Sholeh Wolpe manfully battles with the abstraction of Forugh’s originals, and more often than not, it seems to me, she comes off second best. Admittedly, she took on a Herculean task when she chose to tackle the work of the "Iranian Plath". Farrokhzad was one of the early modernists in Persian poetry, and it is a measure of her vision that reading these translations made me wish (and quite frequently at that) that I had better access to the music and rhythm and subtlety of the Farsi verse.
Forugh was not interested in conformity. These are the frank confessionals of a woman in love, in lust, in the throes of heartbreak and tragedy. As the biographical essay describes so well, what Forugh did was no less than lob a bomb into the stuffy salons of Persian letters, which had no space for a woman, let alone a woman with a voice so original, a woman so far ahead of her time in her romantic and sexual candor. (The mullahs still have not lifted the ban that they imposed on her works after the Revolution.)

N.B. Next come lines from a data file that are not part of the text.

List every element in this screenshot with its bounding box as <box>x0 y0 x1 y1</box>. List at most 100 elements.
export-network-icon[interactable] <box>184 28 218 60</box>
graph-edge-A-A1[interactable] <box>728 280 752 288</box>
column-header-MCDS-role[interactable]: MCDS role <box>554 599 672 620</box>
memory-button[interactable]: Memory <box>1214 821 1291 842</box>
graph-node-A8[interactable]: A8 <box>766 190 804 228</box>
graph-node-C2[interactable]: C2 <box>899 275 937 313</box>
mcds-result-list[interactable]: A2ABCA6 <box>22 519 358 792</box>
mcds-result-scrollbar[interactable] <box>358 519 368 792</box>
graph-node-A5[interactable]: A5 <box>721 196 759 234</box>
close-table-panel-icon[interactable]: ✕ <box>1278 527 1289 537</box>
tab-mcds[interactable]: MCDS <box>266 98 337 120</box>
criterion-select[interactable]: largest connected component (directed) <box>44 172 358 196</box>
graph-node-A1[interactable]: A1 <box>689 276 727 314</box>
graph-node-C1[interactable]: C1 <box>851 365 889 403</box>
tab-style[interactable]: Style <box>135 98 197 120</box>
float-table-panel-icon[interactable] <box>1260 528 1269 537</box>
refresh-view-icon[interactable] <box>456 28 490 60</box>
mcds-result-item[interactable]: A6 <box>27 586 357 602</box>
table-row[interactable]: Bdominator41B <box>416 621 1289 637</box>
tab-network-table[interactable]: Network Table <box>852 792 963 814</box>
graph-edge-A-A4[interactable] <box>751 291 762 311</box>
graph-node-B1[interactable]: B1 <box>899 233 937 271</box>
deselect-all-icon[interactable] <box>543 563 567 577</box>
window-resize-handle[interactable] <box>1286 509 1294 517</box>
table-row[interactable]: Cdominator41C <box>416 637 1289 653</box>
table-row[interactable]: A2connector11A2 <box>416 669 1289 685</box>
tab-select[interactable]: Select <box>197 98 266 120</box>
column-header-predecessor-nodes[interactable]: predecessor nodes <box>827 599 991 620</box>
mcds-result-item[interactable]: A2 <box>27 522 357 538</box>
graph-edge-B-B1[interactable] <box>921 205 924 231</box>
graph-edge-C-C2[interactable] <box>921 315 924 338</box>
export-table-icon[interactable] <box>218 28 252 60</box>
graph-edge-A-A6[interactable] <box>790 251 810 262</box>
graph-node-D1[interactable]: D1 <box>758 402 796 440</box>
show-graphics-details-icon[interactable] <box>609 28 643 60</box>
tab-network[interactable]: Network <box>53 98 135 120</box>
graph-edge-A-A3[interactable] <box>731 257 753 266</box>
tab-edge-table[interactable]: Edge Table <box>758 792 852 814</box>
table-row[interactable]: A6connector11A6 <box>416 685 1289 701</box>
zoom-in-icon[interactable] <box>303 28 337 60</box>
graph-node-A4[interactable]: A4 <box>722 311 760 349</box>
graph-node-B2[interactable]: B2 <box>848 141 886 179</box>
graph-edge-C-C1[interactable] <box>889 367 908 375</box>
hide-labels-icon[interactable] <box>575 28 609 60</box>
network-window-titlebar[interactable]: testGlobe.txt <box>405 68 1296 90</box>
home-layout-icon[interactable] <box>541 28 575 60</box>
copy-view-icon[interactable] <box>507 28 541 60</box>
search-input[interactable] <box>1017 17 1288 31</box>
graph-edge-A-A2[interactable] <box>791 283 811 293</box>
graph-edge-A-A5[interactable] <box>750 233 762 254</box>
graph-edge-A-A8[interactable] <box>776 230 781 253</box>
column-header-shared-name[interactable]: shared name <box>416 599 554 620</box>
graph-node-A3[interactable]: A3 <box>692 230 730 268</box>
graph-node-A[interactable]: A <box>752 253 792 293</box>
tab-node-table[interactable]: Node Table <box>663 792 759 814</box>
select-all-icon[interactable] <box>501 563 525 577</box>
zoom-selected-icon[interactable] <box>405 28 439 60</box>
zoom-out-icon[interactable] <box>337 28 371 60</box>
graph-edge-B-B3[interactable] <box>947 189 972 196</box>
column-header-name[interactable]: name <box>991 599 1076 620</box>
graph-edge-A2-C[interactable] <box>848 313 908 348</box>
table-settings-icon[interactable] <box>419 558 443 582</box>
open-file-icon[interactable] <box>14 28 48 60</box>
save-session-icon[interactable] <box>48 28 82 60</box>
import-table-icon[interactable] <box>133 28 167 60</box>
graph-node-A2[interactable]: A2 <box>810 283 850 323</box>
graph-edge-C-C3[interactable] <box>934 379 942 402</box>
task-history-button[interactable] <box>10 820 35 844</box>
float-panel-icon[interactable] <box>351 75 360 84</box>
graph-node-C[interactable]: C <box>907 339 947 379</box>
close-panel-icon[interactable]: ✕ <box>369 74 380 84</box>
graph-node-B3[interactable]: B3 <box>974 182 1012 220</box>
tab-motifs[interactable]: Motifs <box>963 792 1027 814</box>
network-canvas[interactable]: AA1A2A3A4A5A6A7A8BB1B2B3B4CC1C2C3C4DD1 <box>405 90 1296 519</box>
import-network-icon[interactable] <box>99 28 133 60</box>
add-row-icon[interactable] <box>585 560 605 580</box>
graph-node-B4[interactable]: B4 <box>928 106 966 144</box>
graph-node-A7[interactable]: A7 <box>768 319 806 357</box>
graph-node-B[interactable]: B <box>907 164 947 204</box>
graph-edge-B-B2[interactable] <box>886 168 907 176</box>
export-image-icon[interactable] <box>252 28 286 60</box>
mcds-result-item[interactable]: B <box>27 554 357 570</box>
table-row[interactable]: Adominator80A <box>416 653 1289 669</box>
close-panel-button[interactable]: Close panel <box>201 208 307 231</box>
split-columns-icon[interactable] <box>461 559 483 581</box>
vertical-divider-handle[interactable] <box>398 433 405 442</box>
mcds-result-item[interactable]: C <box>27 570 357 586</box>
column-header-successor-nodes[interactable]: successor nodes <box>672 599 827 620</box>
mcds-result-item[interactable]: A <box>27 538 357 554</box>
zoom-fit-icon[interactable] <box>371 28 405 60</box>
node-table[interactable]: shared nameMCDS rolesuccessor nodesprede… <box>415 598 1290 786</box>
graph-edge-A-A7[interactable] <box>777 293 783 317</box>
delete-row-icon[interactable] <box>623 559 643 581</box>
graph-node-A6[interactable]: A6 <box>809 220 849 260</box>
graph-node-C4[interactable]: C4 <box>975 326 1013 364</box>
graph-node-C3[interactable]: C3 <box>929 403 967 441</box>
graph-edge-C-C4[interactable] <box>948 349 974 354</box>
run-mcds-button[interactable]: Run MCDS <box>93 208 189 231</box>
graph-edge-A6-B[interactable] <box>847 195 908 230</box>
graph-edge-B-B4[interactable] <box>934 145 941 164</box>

It kicks off with that stick of dynamite that started it all - Sin. The poems gain in power and pith, and reach a pitch in the middle section, selections from her collection Reborn. Wind-Up Doll, Those Days, Friday, My Lover, O Bejeweled Realm, The Bird Was Just a Bird - whether short or long, abstract or concrete, metaphorical or literal, these are powerful examples of the poet’s art. Forugh spans the range here - love poems, poems in communion with nature, poems that return insistently to the themes of rot and death, poems that unfold in the most fantastical of imaginary landscapes. She can be in nostalgic mood, remembering her small-town childhood, or she can express her caged-in discontent in just a few strokes. She can be savagely satirical about the dysfunctions and hypocrisies of her society, pour acid on the impotent wrath and envy of her literary peers. Bejeweled being the supreme example in this latter vein.
Above all, there is the constant sense that this was a woman with a razor-sharp mind who was thwarted at every turn by her time and place that was simply not ready for her. The frustration and rage that pours out of her mixes in with her need for love, her infinite capacity to love - finally the foreknowledge of her tragic separations and her horrific death casts a pall over every syllable, and every line.
So that’s the good stuff. Then, there are the poems of extreme abstraction, of an almost wilful disjointedness, even given the benefit of Forugh’s striking and vivid imagery. The bemused reader can often be left wondering - is this supposed to read this way? is it meant to mean like this? is it different, maybe better in the original Farsi?
Those are just the breaks in this business, the ordinary equation of traduttore-tradittore compounded many times over when dealing with complex poetry from an almost alien culture, which has its own set of deep meanings, auto-suggestions, inferences and associations that are all but hidden to the outside world. You can take it or leave it. But the stuff you take, I guarantee you, will be infinitely valuable and open your soul to a unique, unforgettable vision.